Opening a file (ESDS, KSDS, or RRDS)

Before you can use WRITE, START, READ, REWRITE, or DELETE statements to process records in a file, you must first open the file with an OPEN statement.

Whether a file is available or optional affects OPEN processing, file creation, and the resulting file status key. For example, if you open in EXTEND, I-O, or INPUT mode a nonexistent non-OPTIONAL file, the result is an OPEN error, and file status 35 is returned. If the file is OPTIONAL, however, the same OPEN statement returns file status 05, and, for open modes EXTEND and I-O, creates the file.

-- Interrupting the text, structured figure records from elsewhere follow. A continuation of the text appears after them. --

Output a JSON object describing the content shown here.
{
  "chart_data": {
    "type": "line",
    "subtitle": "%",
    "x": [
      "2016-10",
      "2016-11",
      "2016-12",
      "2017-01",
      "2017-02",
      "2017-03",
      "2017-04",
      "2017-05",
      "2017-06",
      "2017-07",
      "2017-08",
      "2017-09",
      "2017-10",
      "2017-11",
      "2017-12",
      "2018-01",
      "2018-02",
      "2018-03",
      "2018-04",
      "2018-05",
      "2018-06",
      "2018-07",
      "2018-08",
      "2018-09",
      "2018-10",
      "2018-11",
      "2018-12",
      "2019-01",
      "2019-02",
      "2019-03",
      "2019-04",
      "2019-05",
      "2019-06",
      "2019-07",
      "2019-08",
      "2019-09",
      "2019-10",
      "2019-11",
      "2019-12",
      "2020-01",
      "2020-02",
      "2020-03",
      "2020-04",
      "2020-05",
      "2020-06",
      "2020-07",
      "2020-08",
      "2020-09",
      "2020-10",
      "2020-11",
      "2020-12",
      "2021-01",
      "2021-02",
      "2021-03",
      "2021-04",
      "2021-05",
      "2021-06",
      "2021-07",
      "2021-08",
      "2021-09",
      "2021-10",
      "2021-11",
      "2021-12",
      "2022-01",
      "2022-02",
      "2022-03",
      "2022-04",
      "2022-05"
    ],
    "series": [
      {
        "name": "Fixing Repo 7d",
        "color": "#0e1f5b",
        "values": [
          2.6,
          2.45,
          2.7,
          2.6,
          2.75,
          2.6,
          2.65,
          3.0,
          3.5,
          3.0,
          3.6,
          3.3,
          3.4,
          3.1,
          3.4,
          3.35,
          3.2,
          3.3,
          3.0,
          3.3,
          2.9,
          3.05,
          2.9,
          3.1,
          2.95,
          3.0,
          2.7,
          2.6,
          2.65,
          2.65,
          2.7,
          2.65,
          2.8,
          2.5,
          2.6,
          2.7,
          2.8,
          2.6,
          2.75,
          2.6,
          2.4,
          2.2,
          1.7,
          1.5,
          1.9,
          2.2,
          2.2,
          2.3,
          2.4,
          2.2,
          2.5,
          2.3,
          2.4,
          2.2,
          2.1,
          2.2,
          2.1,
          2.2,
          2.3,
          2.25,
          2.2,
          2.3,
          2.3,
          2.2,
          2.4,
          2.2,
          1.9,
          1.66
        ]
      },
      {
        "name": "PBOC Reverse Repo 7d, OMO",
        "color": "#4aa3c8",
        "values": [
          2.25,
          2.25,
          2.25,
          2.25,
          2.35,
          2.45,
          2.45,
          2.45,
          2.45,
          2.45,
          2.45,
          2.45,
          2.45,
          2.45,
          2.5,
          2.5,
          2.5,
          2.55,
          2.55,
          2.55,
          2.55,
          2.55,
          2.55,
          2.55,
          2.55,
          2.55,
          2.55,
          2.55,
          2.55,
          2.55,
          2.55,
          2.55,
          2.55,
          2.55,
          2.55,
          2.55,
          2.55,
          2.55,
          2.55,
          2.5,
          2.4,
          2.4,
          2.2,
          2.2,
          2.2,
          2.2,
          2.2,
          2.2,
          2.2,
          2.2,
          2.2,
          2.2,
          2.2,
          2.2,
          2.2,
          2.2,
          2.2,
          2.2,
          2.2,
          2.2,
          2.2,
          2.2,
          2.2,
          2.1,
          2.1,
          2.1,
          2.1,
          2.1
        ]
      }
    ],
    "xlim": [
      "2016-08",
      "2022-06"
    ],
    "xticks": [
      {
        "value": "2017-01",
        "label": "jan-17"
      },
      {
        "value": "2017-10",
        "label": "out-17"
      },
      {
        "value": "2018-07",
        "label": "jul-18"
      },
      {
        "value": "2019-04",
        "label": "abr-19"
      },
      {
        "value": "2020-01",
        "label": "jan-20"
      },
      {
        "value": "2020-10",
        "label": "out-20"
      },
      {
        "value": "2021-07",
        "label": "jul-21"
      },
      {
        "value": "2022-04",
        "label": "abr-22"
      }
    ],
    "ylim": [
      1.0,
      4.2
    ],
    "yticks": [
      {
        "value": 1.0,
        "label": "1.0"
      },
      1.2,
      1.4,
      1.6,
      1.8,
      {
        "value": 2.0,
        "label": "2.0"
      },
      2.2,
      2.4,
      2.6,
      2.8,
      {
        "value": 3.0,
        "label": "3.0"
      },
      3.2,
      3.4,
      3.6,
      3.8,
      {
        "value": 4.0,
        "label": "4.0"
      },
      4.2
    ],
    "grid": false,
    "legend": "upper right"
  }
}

An OPEN operation works successfully only if you set fixed file attributes in the DD statement or data-set label for a file, and specify consistent attributes for the file in the SELECT clause and FD entries of your COBOL program. Mismatches in the following items result in a file status key 39 and the failure of the OPEN statement:

  • Attributes for file organization (sequential, relative, or indexed)
  • Prime record key
  • Alternate record keys
  • Maximum record size
  • Record type (fixed or variable)

How you code the OPEN statement for a VSAM file depends on whether the file is empty (a file that has never contained records) or loaded. For either type of file, your program should check the file status key after each OPEN statement.